The Los Angeles Kings on Monday fired coach Darryl Sutter and general manager Dean Lombardi, who led the franchise to its only two Stanley Cup championships.
The Kings also promoted defenseman Rob Blake to vice president and general manager, while longtime executive Luc Robitaille has been promoted to team president in charge of all hockey and business operations.
Los Angeles won the Stanley Cup in 2012 and 2014, but hasn't won a playoff round since.
"This was an extremely difficult decision and was made with an enormous amount of consideration for what we have accomplished in our past," said Dan Beckerman, the president of AEG, the sports conglomerate that owns the Kings. "
But the present and future of our organization is the highest priority."
The Kings (39-35-8) missed the playoffs this spring for the second time in three years with their worst record since 2009.
They finished 10th in the 14-team Western Conference, fading down the stretch with a team that struggled to keep up with faster, younger opponents.
The moves bring an emphatic end to the best era in the mostly ordinary franchise history of the Kings, a Second Six expansion franchise.
Since shortly after his playing career ended, Blake has been an assistant to Lombardi, who has run the Kings since April 2006. Lombardi built a Cup-winning franchise and then undermined it by handing out lucrative contracts to underachieving veterans, and most of his recent moves didn't pan out.
Robitaille has been in charge of the Kings' business operations for the past several years. Both Blake and Robitaille are Hall of Fame players.
"Words cannot express our gratitude and appreciation for what Dean and Darryl have accomplished for the Kings franchise," Beckerman said. "They built this team and helped lead us to two Stanley Cup Championships and will forever be remembered as all-time greats in Kings history.
But with that level of accomplishment comes high expectations, and we have not met those expectations for the last three seasons. With the core players we have in place, we should be contending each year for the Stanley Cup. Our failure to meet these goals has led us to this change."
Sutter went 225-147-53 after taking over the Kings in December 2011 to reteam with Lombardi, his friend and former boss in San Jose.

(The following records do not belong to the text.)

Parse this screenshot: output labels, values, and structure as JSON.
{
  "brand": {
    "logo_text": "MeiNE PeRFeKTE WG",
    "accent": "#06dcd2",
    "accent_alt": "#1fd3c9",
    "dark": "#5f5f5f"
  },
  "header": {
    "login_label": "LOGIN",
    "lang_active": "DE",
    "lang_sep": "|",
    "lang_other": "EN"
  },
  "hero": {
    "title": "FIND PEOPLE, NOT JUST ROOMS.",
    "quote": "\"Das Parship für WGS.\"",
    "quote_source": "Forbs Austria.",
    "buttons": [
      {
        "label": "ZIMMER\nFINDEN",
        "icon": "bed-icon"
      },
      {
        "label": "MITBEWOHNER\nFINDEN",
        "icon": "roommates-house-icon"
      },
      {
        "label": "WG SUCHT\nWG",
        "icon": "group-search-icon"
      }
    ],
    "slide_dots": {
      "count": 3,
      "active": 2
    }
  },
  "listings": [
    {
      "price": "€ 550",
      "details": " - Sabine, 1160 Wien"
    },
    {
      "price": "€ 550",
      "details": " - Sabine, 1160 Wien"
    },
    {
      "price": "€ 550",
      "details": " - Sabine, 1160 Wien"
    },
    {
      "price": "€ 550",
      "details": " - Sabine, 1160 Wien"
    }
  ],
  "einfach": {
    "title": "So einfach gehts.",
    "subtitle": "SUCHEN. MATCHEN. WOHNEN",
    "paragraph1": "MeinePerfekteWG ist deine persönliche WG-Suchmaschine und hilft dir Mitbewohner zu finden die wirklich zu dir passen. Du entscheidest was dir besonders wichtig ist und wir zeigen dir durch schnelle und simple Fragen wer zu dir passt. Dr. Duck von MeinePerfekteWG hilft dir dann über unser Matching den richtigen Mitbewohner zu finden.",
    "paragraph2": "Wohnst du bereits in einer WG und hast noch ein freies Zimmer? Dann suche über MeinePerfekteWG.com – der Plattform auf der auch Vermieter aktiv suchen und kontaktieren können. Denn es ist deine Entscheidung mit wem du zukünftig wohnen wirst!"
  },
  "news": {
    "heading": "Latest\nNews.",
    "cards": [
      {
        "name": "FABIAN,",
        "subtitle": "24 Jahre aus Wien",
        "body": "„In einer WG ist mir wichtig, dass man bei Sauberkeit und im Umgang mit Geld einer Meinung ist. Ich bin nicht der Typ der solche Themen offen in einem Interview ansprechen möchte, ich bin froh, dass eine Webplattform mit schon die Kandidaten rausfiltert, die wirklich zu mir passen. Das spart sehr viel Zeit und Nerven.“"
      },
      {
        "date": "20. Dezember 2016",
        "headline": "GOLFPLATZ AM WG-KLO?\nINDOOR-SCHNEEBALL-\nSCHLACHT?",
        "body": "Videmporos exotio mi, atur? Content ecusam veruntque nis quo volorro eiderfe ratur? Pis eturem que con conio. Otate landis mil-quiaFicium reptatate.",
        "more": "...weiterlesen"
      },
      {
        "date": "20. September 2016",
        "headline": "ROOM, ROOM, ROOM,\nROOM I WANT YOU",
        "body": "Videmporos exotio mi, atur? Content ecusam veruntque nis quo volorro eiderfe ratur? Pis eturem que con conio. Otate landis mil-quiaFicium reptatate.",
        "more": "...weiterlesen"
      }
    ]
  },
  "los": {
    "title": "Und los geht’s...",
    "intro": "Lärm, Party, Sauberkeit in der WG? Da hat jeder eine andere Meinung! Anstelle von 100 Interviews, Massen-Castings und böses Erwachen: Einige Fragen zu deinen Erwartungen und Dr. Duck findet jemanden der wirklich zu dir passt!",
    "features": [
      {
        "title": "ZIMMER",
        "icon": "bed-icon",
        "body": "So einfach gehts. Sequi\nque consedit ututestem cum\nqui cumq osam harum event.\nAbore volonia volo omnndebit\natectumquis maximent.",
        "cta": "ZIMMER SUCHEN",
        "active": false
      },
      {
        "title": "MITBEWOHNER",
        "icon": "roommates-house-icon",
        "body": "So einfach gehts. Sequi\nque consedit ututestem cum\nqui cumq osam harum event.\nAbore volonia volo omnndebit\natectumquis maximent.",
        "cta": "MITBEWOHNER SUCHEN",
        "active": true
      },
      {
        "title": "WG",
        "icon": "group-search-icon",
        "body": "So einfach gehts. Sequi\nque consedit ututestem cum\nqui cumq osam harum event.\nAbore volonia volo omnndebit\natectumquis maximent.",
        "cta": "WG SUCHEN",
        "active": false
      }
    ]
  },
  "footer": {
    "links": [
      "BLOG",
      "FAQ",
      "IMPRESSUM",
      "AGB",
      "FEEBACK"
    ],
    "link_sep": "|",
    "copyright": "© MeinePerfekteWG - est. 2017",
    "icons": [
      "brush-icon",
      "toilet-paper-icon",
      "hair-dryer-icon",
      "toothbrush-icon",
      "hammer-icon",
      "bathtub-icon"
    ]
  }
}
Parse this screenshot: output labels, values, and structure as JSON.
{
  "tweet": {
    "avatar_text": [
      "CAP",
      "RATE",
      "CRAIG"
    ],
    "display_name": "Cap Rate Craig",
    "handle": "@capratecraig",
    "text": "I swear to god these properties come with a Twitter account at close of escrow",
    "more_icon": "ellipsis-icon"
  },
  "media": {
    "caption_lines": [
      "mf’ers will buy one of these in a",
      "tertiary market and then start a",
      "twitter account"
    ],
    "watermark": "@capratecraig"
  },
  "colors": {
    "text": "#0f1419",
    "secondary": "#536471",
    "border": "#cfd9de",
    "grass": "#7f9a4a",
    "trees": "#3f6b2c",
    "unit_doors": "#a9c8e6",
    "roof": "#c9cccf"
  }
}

Sutter immediately injected discipline and passion into an underachieving group, and the Kings shocked the hockey world by rampaging through the postseason as the eighth seed in the West, going 16-4 and winning the first Stanley Cup in their 45-year history.
The Kings made it all the way back to the Western Conference finals in 2013, losing a tough series to eventual champion Chicago. They won it all again in 2014, rallying back from a 3-0 series deficit against San Jose in the first round before storming to a second title.
But then the mediocre times started: In 2015, Los Angeles became the fourth team in NHL history to miss the playoffs after winning the Stanley Cup. After a bounce-back season last year in which they lost the Pacific Division title in their 82nd game, the Kings were easily knocked out of the first round by the Sharks last spring.
The Kings never came together this season despite a wealth of top-end talent including Norris Trophy-winning defenseman Drew Doughty, All-Star forward Jeff Carter and captain Anze Kopitar.
Los Angeles' 201 goals were tied for the fifth-fewest in the NHL, and the Kings seemed ill-equipped to skate with many of the West's young, fast clubs. The Kings again were among the NHL's best defensive teams in front of Jonathan Quick, but they couldn't match the pace of the league's top teams, particularly California's other two NHL powerhouses and the young, fast Pacific Division rivals in Alberta.
With the active support of Lombardi, Sutter molded the Kings into a defense-first team focused on crisp puck possession and grinding play in the offensive end. His old-school approach ran against the modern NHL grain in many ways, but it turned the Kings into a postseason powerhouse that won an astonishing 10 playoff rounds in three seasons immediately after his arrival.
Sutter's approach hasn't produced enough regular-season success in the past three years to get Los Angeles to that postseason stage, however.
Although the 58-year-old Sutter is still very popular among Kings fans, the club finally decided it couldn't wait any longer to capitalize on the remaining years of its core's prime.